About half of what we throw into the rubbish is food and garden vegetation. Composting keeps these materials out of landfills – which is better for the environment, your garden and the dump site.
Compost is organic material that can be added to soil to help plants grow better.
Your garden will:
- Become home to its own beneficial bacteria and fungi, which break down organic matter to release the nutrients
- Grow better due to more ‘natural’ nutrients in the soil
- Require less chemical fertilizers
Successful composting requires five things, and in the tropics we have plenty of all of them:
- Browns - dry leaves, branches, twigs, dry grass clippings, straw/hay, and non-glossy paper
- Greens - vegetable and fruit scraps, coffee grounds, tea leaves/bags, and green vegetation
Tried it before and had problems?
It’s pretty easy, if you follow these golden rules:
- Remember to check and turn over the pile with a garden fork every now and then.
- Don’t let it get waterlogged; it needs air to ‘breathe’. Keep it damp but not wet - put air holes in the sides and lid. Big bin? Place an irrigation pipe down the centre of your compost bin to let more air in.
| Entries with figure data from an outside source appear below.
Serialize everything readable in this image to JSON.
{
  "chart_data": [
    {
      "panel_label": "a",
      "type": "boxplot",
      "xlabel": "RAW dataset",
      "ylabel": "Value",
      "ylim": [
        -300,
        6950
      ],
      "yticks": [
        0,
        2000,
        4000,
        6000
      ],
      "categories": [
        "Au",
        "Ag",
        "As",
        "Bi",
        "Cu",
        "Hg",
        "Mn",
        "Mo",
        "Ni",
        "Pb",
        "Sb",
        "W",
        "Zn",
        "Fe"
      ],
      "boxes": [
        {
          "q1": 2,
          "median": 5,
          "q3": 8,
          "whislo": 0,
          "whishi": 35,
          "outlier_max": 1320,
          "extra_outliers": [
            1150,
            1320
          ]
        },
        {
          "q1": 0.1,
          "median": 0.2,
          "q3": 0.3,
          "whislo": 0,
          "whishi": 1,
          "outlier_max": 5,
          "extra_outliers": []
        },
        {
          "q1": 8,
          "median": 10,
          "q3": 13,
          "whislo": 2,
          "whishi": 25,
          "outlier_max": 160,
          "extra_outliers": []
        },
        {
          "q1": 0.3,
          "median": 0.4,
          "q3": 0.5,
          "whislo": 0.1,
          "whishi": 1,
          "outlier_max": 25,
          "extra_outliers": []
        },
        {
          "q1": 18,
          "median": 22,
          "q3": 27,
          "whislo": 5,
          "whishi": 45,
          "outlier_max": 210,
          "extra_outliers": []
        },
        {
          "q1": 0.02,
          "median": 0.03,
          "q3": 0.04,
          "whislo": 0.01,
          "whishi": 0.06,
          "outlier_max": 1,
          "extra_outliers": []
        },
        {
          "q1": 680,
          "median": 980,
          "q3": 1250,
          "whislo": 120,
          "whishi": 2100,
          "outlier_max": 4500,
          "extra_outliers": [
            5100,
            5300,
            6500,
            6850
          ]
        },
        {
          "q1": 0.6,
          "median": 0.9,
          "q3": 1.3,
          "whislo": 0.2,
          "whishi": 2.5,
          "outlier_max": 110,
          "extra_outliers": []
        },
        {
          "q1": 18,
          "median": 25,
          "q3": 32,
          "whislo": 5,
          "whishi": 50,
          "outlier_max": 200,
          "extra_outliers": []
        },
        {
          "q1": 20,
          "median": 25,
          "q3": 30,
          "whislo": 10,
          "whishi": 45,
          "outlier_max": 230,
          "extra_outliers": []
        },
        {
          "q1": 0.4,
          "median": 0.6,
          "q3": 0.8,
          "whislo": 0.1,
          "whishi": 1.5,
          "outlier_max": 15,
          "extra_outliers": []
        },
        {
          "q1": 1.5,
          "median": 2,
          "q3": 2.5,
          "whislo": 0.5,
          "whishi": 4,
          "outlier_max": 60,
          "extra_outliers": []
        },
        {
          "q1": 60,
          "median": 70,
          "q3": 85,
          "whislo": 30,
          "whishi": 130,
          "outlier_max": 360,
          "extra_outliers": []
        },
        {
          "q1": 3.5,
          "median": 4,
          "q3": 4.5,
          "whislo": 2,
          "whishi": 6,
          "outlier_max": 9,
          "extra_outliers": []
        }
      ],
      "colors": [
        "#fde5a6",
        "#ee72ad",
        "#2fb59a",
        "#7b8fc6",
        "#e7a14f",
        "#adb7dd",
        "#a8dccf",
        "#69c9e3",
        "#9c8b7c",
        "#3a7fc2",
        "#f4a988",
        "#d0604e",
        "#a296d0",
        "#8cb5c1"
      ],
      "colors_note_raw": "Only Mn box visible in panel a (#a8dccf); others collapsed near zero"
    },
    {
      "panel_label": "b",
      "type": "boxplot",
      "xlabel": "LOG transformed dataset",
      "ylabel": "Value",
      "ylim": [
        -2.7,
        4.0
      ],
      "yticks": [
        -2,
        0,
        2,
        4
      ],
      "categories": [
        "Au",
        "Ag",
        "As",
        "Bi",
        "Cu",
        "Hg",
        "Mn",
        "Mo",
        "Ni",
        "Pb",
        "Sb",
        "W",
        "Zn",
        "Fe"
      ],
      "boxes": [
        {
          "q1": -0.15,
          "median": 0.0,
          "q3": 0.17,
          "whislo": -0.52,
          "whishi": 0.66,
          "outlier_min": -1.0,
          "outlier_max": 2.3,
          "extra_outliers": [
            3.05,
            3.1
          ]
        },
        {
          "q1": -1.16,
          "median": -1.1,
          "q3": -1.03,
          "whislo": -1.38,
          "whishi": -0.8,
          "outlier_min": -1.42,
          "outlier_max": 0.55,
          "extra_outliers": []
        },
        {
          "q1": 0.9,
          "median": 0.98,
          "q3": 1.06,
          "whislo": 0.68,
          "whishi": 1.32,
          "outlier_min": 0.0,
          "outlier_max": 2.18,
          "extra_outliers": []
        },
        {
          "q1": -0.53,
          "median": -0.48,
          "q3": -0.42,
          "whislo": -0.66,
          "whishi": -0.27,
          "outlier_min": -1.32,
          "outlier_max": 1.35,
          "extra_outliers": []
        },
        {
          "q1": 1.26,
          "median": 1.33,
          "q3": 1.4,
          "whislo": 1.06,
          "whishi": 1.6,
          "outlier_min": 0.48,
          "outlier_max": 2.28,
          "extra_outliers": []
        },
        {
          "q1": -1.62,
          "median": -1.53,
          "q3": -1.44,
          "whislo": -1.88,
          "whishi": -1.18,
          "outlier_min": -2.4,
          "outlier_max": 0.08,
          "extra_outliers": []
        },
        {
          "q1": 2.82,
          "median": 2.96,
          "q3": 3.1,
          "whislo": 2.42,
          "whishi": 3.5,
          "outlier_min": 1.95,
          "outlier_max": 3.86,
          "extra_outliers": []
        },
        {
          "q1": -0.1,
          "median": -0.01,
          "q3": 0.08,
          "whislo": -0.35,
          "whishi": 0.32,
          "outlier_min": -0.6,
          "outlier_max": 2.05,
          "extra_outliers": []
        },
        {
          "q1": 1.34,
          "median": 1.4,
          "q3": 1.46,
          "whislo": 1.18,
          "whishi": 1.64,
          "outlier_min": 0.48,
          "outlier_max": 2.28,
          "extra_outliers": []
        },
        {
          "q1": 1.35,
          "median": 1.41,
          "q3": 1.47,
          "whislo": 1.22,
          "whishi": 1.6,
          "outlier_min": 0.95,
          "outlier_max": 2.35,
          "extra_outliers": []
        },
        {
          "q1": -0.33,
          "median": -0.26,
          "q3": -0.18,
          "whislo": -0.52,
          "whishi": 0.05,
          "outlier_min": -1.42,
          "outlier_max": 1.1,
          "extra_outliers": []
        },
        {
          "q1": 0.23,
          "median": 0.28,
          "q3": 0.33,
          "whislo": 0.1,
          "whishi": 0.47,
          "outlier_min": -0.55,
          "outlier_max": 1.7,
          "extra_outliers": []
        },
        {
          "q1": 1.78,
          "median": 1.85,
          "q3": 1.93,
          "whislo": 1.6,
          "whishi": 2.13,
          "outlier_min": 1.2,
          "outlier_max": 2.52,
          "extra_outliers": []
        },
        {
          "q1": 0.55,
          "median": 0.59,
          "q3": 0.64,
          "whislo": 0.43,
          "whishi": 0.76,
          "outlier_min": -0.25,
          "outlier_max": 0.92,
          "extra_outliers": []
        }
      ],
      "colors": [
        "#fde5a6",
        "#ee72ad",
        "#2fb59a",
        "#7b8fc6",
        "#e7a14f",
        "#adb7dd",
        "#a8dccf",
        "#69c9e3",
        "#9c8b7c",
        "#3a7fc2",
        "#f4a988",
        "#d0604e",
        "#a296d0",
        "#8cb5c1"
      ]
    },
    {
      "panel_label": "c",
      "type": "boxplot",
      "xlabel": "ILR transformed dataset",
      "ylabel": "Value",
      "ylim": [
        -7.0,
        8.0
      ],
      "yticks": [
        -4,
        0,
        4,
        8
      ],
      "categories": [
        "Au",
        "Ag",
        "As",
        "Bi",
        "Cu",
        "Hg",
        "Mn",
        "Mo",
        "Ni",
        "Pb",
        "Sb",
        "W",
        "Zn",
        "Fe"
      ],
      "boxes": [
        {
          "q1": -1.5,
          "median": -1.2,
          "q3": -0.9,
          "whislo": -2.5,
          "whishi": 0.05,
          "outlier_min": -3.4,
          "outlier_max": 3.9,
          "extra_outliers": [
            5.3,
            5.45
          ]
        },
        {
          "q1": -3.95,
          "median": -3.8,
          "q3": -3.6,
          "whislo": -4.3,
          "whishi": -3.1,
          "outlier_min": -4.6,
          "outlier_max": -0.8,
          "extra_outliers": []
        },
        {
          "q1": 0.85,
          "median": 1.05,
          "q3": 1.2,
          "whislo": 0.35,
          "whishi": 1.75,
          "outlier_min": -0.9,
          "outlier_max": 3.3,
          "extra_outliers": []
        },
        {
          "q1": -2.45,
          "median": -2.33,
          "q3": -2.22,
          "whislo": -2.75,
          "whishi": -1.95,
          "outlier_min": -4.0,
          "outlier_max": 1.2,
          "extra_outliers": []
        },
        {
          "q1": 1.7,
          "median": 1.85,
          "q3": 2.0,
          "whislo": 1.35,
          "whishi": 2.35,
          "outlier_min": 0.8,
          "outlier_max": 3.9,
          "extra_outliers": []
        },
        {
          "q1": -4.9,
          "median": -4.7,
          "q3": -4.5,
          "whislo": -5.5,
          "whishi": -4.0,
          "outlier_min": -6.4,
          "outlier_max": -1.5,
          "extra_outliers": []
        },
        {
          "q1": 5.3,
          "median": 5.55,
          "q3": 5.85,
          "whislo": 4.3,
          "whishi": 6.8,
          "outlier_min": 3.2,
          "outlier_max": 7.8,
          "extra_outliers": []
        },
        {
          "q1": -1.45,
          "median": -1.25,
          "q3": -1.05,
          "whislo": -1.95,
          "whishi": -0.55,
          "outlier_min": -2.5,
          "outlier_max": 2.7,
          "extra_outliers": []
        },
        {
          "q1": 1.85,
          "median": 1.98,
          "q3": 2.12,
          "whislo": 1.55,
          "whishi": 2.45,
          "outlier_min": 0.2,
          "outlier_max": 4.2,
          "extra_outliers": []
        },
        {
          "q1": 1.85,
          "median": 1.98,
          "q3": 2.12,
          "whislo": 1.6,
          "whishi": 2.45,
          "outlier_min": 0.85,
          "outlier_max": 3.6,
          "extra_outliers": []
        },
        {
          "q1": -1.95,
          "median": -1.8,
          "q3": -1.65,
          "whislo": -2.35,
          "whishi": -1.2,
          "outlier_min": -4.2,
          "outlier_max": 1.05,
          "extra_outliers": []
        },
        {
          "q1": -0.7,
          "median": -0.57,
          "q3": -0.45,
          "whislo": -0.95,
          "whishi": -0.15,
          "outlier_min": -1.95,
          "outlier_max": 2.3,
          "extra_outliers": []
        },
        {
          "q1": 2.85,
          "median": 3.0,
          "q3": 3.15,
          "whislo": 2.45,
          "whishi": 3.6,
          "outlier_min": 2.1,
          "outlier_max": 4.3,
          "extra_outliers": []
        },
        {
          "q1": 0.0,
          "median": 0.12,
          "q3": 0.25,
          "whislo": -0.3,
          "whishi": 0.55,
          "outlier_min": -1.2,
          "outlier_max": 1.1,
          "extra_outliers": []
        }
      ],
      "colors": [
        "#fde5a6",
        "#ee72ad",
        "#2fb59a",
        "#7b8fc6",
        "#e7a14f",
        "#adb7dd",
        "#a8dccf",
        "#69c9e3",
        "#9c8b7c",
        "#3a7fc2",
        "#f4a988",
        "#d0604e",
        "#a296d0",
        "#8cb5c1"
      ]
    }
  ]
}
- Set it up in full sun, where it can drain. Avoid cement underneath; the ground is best as it allows worms, bugs and microbes better access.
- To avoid attracting pests and having a stinky compost pile, don’t put in dairy or meat scraps and bones (Freeze these until bin day and then put in with the rubbish).
- To avoid spreading plant diseases don’t put in cuttings from diseased plants. (Bag these and bin).
- To avoid adding unhealthy chemicals don’t use glossy paper with lots of coloured printing. (Into the recycling bin with these as you can’t repurpose).
- Crush eggs shells before adding.
- Break up the ‘browns’ and don’t include a lot of palm frond material.
- Think layer cake: put a layer of browns across the pile regularly to help air to circulate.
How to start?
You can buy a compost bin – hardware and garden stores stock a range of sizes and types. You could make your own compost bin or simply start a compost pile in your garden.
Note: the natural enemy of the tropical compost pile is the orange-footed scrub fowl! These endearing and protected birds will forage the pile for bugs and worms, spreading the material all around. Ironically - they also know how to compost; they build composting mounds and use the heat generated by the process to incubate their eggs! Laying wire mesh over your compost pile should keep them out.